Au-delà de la désinformation : les vérités sur la crise à la BOA Burkina Faso
Depuis le 16 février 2026, le personnel de la BOA BURKINA FASO observe une grève légale de 96 heures renouvelables. Une vaste campagne de désinformation est menée contre le personnel de la BOA à des fins inavouées pour détourner l’opinion publique du cœur du problème. Ces burkinabè qui combattent leurs propres frères sont loin de s’imaginer qu’ils font du tort à leurs parrains. Nous portons à la connaissance de l’opinion publique les clarifications suivantes :
– Il faut rappeler que les revendications du personnel datent de 2018 et ont occasionné le licenciement par la Direction Générale de collègues lanceurs d’alerte ;
– La lutte du personnel est avant tout un combat patriotique. En effet, comment comprendre que la filiale du Burkina Faso, première du Groupe depuis au moins dix ans, voit son personnel bénéficier des plus faibles rémunérations dudit Groupe? Les Burkinabè ne méritent-ils pas de jouir des retombées de leur labeur ? Le Burkinabè est reconnu dans le monde entier pour son engagement au travail mais il a toujours été lésé à cause de sa modestie. Malgré les bénéfices engrangés, d’année en année les conditions ne font que se durcir. Sur insistance de la Banque au tribunal, le personnel a accepté qu’une étude comparative soit conduite au niveau national avec les autres banques. Il se trouve que sur ce plan également, nous sommes une fois de plus les « derniers de la classe » en termes de traitement du personnel alors qu’il lui est exigé des standards et des objectifs d’une banque de premier plan ;
– Les revendications du personnel portent également sur l’intégration des intérimaires de plus de 3 ans d’ancienneté parce qu’ils font exactement le même travail que leurs collègues permanents ainsi que la correction de plusieurs autres injustices ;
– Après plusieurs échanges et des promesses non tenues par la Direction Générale, cette dernière avait affirmé à la suite du mouvement d’humeur 2023 qu’elle ne se pliera qu’au droit. Le personnel a donc durant deux années, cherché à résoudre le problème par la voie judiciaire. Toutefois, à la fin de la procédure judiciaire, face aux tergiversations de la Direction Générale, le personnel a poursuivi la grève suivant les dispositions du code du travail. Ce rappel, pour dire que la Banque a eu tout le temps nécessaire pour régler le différend avant qu’elle n’explose ;
– Pendant la procédure judiciaire, le personnel impliqué dans la lutte a subi toute sorte d’intimidations et décisions arbitraires : des rétrogradations, des absences de promotions, des licenciements, des suppressions d’avantages, etc.

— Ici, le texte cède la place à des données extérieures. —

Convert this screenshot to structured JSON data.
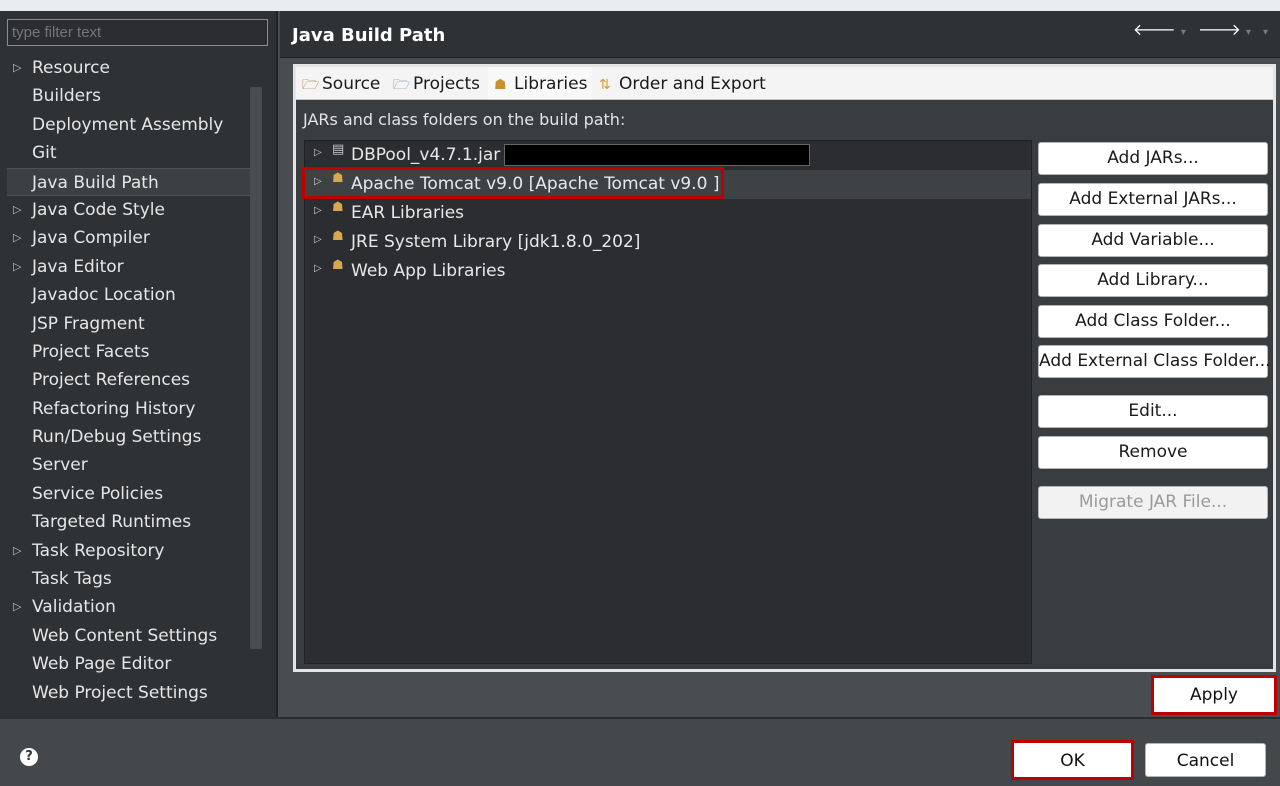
{
  "filter": {
    "placeholder": "type filter text"
  },
  "tree": {
    "items": [
      {
        "label": "Resource",
        "expandable": true
      },
      {
        "label": "Builders",
        "expandable": false
      },
      {
        "label": "Deployment Assembly",
        "expandable": false
      },
      {
        "label": "Git",
        "expandable": false
      },
      {
        "label": "Java Build Path",
        "expandable": false,
        "selected": true
      },
      {
        "label": "Java Code Style",
        "expandable": true
      },
      {
        "label": "Java Compiler",
        "expandable": true
      },
      {
        "label": "Java Editor",
        "expandable": true
      },
      {
        "label": "Javadoc Location",
        "expandable": false
      },
      {
        "label": "JSP Fragment",
        "expandable": false
      },
      {
        "label": "Project Facets",
        "expandable": false
      },
      {
        "label": "Project References",
        "expandable": false
      },
      {
        "label": "Refactoring History",
        "expandable": false
      },
      {
        "label": "Run/Debug Settings",
        "expandable": false
      },
      {
        "label": "Server",
        "expandable": false
      },
      {
        "label": "Service Policies",
        "expandable": false
      },
      {
        "label": "Targeted Runtimes",
        "expandable": false
      },
      {
        "label": "Task Repository",
        "expandable": true
      },
      {
        "label": "Task Tags",
        "expandable": false
      },
      {
        "label": "Validation",
        "expandable": true
      },
      {
        "label": "Web Content Settings",
        "expandable": false
      },
      {
        "label": "Web Page Editor",
        "expandable": false
      },
      {
        "label": "Web Project Settings",
        "expandable": false
      }
    ]
  },
  "header": {
    "title": "Java Build Path"
  },
  "tabs": [
    {
      "label": "Source",
      "icon": "source-folder-icon"
    },
    {
      "label": "Projects",
      "icon": "projects-folder-icon"
    },
    {
      "label": "Libraries",
      "icon": "libraries-icon",
      "active": true
    },
    {
      "label": "Order and Export",
      "icon": "order-export-icon"
    }
  ],
  "libraries": {
    "description": "JARs and class folders on the build path:",
    "entries": [
      {
        "label": "DBPool_v4.7.1.jar",
        "icon": "jar-icon",
        "redacted": true
      },
      {
        "label": "Apache Tomcat v9.0 [Apache Tomcat v9.0 ]",
        "icon": "library-icon",
        "selected": true
      },
      {
        "label": "EAR Libraries",
        "icon": "library-icon"
      },
      {
        "label": "JRE System Library [jdk1.8.0_202]",
        "icon": "library-icon"
      },
      {
        "label": "Web App Libraries",
        "icon": "library-icon"
      }
    ]
  },
  "buttons": {
    "add_jars": "Add JARs...",
    "add_external_jars": "Add External JARs...",
    "add_variable": "Add Variable...",
    "add_library": "Add Library...",
    "add_class_folder": "Add Class Folder...",
    "add_external_class_folder": "Add External Class Folder...",
    "edit": "Edit...",
    "remove": "Remove",
    "migrate_jar": "Migrate JAR File...",
    "apply": "Apply",
    "ok": "OK",
    "cancel": "Cancel"
  },
  "colors": {
    "highlight": "#c00000"
  }
}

– La confiance entre la Direction Générale et le personnel est mise en rude épreuve car aucune échéance donnée par la Direction Générale n’a été respectée ; la dernière en date était le 15 janvier 2026 ;
– Enfin, il convient de préciser que les notions et expressions « zone rouge » et « zone orange » qui servent de base pour appeler à une désolidarisation de cette noble lutte ont été créées par la Direction Générale de la banque elle-même. Une note de service a d’ailleurs été diffusée dans ce sens, classifiant les agences en fonction de ces zones.
Le personnel reste engagé pour le dialogue avec la facilitation fort appréciable du Ministère des Serviteurs du Peuple. Nous demandons un traitement juste pour continuer à hisser haut les couleurs de notre très chère patrie le Burkina Faso au sein du groupe BOA.